EDITORIAL:LOS COHETES DE TIABAYA

14 de abril de 2015
EDITORIAL:LOS COHETES DE TIABAYA
En años anteriores a la actual gestión arzobispal de monseñor Javier del Rio Alba, fueron frecuentes las invocaciones de otros prelados, en favor del gasto que en fuegos artificiales y en cohetes hacían los devotos, sobretodo de distritos, en las fiestas conmemorativas de los Santos, vírgenes o cristos.
Se llegó a considerar como un paganismo el que persistieran en sus afanes los mayordomos y simpatizantes de las imagenes cuyos festejos se realizaban.
A ellos se agregaron los riesgos de la manipulación de pólvora, y algunas lamentables consecuencias que en vida y propiedades sufrieron los pirotécnicos o los improvisados que manejaban los cohetes y fuegos artificiales.
Poco a poco, han ido disminuyendo las explosiones en tierra y aire, pero en Tiabaya, ocurrió que el vecindario, o por lo menos los devotos que los sufragan, no quisieron rendirse a las invocaciones y persistieron en la quema de dos kilómetros de troya, a la que también se conoce como salva de cohetes, que comenzaba en Los Tunales y terminaba frente a la puerta de la iglesia matriz, dónde se venera al Cristo Nazareno.

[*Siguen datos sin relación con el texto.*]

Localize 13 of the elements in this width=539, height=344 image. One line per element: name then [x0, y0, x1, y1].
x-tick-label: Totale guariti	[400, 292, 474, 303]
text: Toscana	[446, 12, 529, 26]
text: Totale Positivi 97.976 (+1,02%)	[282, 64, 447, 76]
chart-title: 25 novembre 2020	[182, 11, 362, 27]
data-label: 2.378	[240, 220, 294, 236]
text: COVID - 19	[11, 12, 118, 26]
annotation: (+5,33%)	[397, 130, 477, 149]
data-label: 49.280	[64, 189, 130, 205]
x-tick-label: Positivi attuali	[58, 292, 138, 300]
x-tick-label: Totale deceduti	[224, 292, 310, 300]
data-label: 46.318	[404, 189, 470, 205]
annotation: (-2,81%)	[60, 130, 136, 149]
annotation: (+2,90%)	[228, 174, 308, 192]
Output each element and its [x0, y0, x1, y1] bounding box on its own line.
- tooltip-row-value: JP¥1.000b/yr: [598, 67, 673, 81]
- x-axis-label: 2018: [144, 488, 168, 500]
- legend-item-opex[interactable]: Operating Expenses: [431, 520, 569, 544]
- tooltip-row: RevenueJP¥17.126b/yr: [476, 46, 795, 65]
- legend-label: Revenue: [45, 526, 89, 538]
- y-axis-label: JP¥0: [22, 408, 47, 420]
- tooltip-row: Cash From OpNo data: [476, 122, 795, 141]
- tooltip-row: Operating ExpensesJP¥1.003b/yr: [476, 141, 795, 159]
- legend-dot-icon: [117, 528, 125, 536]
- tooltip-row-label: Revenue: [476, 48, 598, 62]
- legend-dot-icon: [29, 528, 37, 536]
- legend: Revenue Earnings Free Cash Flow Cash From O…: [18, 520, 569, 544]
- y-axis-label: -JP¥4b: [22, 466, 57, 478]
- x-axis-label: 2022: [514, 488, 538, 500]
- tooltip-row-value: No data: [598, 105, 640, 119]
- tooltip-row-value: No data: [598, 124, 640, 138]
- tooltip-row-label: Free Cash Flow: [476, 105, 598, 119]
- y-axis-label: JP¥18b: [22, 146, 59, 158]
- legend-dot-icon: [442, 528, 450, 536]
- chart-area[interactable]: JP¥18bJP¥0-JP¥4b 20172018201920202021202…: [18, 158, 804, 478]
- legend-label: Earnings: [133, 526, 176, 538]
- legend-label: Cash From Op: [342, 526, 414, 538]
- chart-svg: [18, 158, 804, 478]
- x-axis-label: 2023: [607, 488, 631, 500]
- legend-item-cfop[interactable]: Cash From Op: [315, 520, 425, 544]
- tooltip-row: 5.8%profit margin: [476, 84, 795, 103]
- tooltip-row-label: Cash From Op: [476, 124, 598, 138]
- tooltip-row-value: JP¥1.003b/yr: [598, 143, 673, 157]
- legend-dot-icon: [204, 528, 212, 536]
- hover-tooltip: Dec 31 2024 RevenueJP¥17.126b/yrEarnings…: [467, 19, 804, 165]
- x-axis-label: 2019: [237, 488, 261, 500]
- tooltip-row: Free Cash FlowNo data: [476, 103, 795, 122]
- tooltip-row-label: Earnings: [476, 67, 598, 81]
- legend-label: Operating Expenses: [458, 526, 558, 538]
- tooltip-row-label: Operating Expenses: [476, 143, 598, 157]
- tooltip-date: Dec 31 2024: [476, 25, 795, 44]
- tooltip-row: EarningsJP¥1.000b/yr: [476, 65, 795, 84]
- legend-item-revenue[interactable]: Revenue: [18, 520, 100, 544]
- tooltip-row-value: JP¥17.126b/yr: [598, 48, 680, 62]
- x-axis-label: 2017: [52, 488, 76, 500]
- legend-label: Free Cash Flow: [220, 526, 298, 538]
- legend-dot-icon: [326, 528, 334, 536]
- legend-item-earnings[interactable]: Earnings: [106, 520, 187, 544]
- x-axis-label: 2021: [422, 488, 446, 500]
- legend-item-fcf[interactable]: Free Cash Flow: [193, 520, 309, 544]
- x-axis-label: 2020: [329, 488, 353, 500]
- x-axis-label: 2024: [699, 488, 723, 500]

A pesar de la oposición de la Policía, de Defensa Civil y de la Municipaldiad, salieron con su gusto y cumplieron lo que se puede considerar mala tradición y absurdo gasto.
 
Los tiempos cambian y las formas de devoción también. No es posible que en lugar dónde sigue habiendo pobreza y dónde hay un vecindario cada vez mas numeroso, que quiere disfrutar de descanso se le interrumpe el mismo, con una sucesión de explosiones que parece interminable. Eso hay que corregirlo de manera definitiva y total.
La tarea de los sacerdotes es convencer a su rebaño a evitar esta forma celebratoria y, en cambio y contraste impulsar la fe, y la creencia, así como compartir lo que les pueda sobrar en favor de sus prójimos.
 
 
Alto a la quema de cohetes, diurna y nocturna, por su inutilidad y el malestar que provocan.